Dynamic Many Valued Logic Systems in Theoretical Economics
Daniel Lu

TL;DR
This paper introduces a dynamic many-valued logic framework to better understand economic reasoning, focusing on how subjective beliefs and objective valuations evolve with new information and ambiguous preferences.
Contribution
It develops a novel logical approach integrating dynamic updates and many-valued logic to model economic decision-making processes.
Findings
Provides a formal logical model for dynamic economic reasoning
Addresses ambiguity and perception issues in decision-making
Enhances understanding of belief updates in economic actions
Abstract
This paper is an original attempt to understand the foundations of economic reasoning. It endeavors to rigorously define the relationship between subjective interpretations and objective valuations of such interpretations in the context of theoretical economics.
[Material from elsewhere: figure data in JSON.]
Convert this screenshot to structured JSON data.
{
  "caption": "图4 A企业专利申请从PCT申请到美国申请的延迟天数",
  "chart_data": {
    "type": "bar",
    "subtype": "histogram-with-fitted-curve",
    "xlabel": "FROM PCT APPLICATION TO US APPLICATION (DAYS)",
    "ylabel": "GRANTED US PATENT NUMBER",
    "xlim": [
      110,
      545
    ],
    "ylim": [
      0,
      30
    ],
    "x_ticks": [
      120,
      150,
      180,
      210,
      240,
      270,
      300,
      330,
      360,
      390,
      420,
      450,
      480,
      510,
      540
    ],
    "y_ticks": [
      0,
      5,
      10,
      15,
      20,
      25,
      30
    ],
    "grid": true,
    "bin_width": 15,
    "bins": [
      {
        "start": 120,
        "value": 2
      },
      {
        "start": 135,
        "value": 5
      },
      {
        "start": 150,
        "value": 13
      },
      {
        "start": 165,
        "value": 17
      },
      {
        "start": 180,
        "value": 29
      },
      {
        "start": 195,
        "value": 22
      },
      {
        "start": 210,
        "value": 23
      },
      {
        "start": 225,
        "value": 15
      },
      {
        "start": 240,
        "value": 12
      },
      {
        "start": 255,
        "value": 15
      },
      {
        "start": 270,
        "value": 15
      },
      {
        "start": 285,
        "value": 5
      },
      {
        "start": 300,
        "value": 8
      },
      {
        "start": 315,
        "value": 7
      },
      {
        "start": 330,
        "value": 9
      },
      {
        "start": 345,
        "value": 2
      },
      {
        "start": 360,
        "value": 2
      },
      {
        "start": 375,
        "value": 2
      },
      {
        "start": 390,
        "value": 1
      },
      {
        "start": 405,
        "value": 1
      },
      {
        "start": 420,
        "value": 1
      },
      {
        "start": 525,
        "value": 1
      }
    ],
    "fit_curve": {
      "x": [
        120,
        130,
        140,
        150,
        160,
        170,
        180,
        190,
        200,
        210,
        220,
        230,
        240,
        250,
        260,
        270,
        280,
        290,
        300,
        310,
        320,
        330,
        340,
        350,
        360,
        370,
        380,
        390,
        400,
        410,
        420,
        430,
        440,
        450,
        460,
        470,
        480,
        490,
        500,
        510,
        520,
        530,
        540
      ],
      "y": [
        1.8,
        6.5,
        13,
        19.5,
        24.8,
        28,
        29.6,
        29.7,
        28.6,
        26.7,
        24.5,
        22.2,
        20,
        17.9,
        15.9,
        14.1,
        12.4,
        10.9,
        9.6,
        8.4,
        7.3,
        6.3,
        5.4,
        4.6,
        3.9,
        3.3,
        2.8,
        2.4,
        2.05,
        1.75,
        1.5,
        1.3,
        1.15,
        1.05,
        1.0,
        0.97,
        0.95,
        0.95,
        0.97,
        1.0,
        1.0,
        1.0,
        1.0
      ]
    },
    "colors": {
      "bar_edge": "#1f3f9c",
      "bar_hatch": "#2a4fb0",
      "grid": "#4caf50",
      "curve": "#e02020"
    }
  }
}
This analysis is substantially expanded through a dynamic approach, where the truth of a valuation results in an updated interpretation or changes in the agent's subjective belief regarding the effectiveness of the selected action as well as the objective reality of the effectiveness of all other possible actions (i.e. consequence realization). Complications arise when the economic agent is presented with a set of actions that render ambiguous preference, or when the effectiveness of an action cannot be perceived upon its selection, thereby necessitating a different theory of choice and consequence realization.